Awareness about the Human Immunodeficiency Virus (HIV) has been growing in recent years. No longer is it a disease that everyone is constantly afraid of contracting. There are people who are living with HIV in the everyday Singaporean society. HIV has been an even hotter topic since public figure and celebrity Jonathan Van Ness recently came out as HIV-positive. In Singapore, approximately 8,295 residents as of end 2018 is HIV-positive, which means that it is very possible that you may know someone who is HIV-positive. Most HIV-positive people decide to keep their status undisclosed partly because it could affect their employability, promotion and career. However, if you ever do know a person with HIV, your support and understanding of their condition could mean the world to them. HIV, while no longer a life-threatening condition, can still be heavily stigmatised in modern Singapore. In this article, we will share with you three possible ways that you can be supportive of anyone you know living with HIV.
Know your HIV facts
There are some Singaporeans who are constantly afraid of HIV transmission to the point where they are unwilling to come into contact with anyone who has the virus. This is not only hurtful to HIV-positive people around them but also discriminatory. It makes these people feel as if they are defined by their illness, which is not true. Scientific research has shown that the only ways HIV can be transmitted are through sexual contact with an infected party or through shared needle use. HIV cannot be transmitted when sharing utensils, sharing toilet seats or kissing. Another common misconception is that HIV is only transmitted among homosexual men. There is currently an equal number of both heterosexual and homosexual people who have contracted HIV. Being aware of these misconceptions will help make you a better ally to those who may need your support.

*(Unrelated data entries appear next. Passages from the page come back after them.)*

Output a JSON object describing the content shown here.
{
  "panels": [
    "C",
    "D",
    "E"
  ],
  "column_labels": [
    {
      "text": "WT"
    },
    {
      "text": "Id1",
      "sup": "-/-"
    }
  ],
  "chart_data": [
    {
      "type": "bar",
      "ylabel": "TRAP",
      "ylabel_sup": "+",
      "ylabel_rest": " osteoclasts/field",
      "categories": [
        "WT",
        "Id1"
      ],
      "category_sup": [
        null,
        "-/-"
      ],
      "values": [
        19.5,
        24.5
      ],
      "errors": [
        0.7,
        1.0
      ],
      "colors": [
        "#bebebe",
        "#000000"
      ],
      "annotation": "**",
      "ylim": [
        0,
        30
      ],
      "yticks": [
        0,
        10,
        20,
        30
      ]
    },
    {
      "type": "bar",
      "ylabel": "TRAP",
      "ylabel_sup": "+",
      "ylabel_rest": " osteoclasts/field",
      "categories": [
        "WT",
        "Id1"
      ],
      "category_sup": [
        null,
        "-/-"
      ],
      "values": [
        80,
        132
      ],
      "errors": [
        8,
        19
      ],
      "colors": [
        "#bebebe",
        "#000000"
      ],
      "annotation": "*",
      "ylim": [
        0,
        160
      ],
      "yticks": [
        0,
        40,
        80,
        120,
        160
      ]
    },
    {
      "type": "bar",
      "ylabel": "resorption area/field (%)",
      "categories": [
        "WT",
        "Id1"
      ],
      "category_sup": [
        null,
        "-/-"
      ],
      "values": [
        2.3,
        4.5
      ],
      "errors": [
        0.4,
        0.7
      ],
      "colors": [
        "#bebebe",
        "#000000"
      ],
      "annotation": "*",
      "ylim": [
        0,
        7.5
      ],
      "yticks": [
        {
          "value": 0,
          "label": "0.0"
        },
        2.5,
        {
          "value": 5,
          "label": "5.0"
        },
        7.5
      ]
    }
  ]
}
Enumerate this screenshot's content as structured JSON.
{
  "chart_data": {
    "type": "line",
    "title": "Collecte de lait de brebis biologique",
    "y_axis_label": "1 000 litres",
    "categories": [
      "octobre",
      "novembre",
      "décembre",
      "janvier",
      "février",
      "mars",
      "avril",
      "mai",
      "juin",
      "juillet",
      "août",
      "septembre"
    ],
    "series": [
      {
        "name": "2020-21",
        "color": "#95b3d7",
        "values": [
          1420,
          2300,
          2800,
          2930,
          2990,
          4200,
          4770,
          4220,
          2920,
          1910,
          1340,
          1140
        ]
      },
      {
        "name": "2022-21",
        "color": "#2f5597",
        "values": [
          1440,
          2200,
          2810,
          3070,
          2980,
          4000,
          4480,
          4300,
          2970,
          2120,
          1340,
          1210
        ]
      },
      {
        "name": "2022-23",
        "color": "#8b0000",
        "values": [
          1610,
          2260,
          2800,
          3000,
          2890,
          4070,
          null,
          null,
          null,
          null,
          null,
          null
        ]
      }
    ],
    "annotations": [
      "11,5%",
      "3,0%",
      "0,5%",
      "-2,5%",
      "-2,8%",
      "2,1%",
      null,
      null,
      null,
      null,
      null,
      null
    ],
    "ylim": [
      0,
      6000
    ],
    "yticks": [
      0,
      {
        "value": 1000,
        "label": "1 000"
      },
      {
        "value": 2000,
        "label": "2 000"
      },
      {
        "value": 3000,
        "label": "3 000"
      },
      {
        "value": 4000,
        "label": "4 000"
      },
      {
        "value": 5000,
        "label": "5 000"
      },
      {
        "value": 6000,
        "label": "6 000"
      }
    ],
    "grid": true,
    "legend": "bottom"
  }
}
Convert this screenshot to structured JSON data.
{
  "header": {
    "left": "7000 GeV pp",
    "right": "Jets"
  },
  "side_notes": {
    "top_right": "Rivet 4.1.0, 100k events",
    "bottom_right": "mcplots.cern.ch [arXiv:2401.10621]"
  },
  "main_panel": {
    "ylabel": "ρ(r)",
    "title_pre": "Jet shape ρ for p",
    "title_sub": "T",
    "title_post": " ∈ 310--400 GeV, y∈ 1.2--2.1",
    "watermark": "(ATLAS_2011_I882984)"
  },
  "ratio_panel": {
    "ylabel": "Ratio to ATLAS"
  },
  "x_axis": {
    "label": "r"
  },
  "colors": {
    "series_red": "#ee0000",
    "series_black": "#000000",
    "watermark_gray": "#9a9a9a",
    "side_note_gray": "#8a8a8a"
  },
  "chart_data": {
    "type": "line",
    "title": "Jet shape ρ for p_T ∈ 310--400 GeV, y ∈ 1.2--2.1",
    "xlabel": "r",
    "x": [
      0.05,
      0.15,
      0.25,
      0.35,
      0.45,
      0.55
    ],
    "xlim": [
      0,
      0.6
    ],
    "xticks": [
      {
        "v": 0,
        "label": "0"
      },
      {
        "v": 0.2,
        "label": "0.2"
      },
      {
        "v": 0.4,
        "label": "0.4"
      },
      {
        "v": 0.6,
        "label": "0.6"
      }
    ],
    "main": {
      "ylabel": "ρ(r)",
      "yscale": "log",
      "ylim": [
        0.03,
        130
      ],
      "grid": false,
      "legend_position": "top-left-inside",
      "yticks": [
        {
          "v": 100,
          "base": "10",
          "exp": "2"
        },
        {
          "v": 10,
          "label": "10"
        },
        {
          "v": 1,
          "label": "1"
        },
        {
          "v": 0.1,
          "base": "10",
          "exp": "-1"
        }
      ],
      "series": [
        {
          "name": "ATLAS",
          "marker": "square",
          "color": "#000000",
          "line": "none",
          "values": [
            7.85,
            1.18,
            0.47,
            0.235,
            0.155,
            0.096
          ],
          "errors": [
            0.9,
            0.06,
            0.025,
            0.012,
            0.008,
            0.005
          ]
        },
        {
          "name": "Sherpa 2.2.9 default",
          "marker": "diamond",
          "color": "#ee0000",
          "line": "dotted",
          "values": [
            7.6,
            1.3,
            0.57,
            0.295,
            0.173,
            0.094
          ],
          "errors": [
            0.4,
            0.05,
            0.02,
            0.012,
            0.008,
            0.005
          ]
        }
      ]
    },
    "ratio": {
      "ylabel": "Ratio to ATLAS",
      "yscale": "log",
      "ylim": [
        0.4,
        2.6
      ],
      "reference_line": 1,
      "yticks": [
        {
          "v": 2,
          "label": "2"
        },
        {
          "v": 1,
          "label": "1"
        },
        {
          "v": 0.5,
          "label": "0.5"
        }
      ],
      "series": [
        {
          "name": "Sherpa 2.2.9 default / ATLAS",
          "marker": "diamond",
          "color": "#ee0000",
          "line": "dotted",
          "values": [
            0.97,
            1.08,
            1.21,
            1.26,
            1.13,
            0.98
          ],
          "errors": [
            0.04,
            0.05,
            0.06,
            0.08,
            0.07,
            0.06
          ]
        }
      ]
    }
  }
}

That said, knowing these HIV-related facts is often insufficient in creating a warm environment for the HIV-positive friend. It is often the simple gestures to make them feel more inclusive that counts. Simple things such as offering to hang out or including them in groups will make an HIV-positive person feel more welcome in that social circle. You may even want to bring your friend for their regular check-ups at HIV clinics in Singapore, as they may sometimes need emotional support. Treating HIV-positive people as you would any other person shows a sign of solidarity and understanding that the person is someone who is valued in a social circle and is more than just their status.
With regular anti-retroviral medicines available from HIV clinics, HIV patients are able to live long and healthy lives. However, they must first be willing to take the medicine. As with any type of medications, there are some potential side effects. These medicines may also cost quite a bit of money and so may require some financial planning or assistance. But the easiest thing to do is to remind these individuals to take their medications exactly as prescribed, as it could be life-threatening otherwise. Being encouraging to those going through this journey can mean a lot to someone who may still be emotionally coping with their understanding of their status.
Being a supportive friend to those who are HIV-positive does not only improve the life of that individual but also can help improve society’s outlook towards HIV as a whole.